The reaction of Ru₂(S₂C₃H₆)(CO)₆ (1) with 2 equiv of Et₄NCN yielded (Et₄N)₂[Ru₂(S₂C₃H₆)(CN)₂(CO)₄], (Et₄N)₂[3], which was shown crystallographically to consist of a face-sharing bioctahedron with the cyanide ligands in the axial positions, trans to the Ru−Ru bond.
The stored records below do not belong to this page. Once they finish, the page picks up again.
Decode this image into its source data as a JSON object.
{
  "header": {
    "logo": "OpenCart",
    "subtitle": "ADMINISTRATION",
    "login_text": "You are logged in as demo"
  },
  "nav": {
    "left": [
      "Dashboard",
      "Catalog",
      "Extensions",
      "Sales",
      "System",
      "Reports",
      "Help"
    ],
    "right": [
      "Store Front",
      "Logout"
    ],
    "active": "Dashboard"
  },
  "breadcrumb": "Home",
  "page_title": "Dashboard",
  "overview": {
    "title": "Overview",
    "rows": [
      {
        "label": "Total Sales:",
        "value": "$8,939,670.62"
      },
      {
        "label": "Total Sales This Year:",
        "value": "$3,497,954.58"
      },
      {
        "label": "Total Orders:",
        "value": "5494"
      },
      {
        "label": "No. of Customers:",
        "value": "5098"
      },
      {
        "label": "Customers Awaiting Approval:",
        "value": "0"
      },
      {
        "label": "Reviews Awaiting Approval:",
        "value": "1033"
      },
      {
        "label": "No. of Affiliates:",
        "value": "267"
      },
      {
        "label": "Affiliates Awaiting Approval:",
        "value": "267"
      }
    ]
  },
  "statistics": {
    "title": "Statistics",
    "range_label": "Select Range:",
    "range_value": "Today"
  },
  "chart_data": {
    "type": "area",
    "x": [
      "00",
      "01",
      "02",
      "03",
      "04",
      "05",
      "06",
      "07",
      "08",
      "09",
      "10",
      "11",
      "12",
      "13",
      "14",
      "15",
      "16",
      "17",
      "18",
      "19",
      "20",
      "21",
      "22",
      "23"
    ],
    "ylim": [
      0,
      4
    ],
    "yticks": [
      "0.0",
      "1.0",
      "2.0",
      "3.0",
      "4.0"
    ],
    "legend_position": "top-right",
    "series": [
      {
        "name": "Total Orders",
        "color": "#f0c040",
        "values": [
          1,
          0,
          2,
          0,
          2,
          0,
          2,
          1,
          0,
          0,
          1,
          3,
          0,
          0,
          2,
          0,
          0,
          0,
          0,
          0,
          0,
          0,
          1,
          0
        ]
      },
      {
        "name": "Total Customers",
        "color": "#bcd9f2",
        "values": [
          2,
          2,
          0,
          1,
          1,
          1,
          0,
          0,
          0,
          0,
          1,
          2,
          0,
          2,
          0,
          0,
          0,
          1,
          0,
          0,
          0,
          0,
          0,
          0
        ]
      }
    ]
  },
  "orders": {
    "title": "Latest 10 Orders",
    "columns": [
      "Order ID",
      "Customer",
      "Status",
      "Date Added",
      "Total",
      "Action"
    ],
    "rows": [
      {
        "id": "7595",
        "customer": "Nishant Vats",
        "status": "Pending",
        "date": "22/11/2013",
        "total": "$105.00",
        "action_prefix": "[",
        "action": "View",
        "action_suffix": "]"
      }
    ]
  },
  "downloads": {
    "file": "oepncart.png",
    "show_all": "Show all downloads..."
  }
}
Competition experiments showed that 1 underwent cyanation >100× more rapidly than the analogous Fe₂(S₂C₃H₆)(CO)₆. Furthermore, Ru₂(S₂C₃H₆)(CO)₆ underwent dicyanation faster than [Ru₂(S₂C₃H₆)(CN)(CO)₅]^-, implicating a highly electrophilic intermediate [Ru₂(S₂C₃H₆)(μ-CO)(CN)(CO)₅]^-. Ru₂(S₂C₃H₆)(CO)₆ (1) is noticeably more basic than the diiron compound, as demonstrated by the generation of [Ru₂(S₂C₃H₆)(μ-H)(CO)₆]⁺, [1H]⁺. In contrast to 1, the complex [1H]⁺ is unstable in MeCN solution and converts to [Ru₂(S₂C₃H₆)(μ-H)(CO)₅(MeCN)]⁺. (Et₄N)₂[3] was shown to protonate with HOAc (pK_a = 22.3, MeCN) and, slowly, with MeOH and H₂O. Dicyanide [3]^2- is stable toward excess acid, unlike the diiron complex; it slowly forms the coordination polymer [Ru₂(S₂C₃H₆)(μ-H)(CN)(CNH)(CO)₄]_n, which can be deprotonated with Et₃N to regenerate [H3]^-. Electrochemical experiments demonstrate that [3H]^- catalyzes proton reduction at −1.8 V vs Ag/AgCl. In contrast to [3]^2-, the CO ligands in [3H]^- undergo displacement. For example, PMe₃ and [3H]^- react to produce [Ru₂(S₂C₃H₆)(μ-H)(CN)₂(CO)₃(PMe₃)]^-. Oxidation of (Et₄N)₂[3] with 1 equiv of Cp₂Fe⁺ gave a mixture of [Ru₂(S₂C₃H₆)(μ-CO)(CN)₃(CO)₃]^- and [Ru₂(S₂C₃H₆)(CN)(CO)₅]^-, via a proposed [Ru₂]₂(μ-CN) intermediate. Overall, the ruthenium analogues of the diiron dithiolates exhibit reactivity highly reminiscent of the diiron species, but the products are more robust and the catalytic properties appear to be less promising.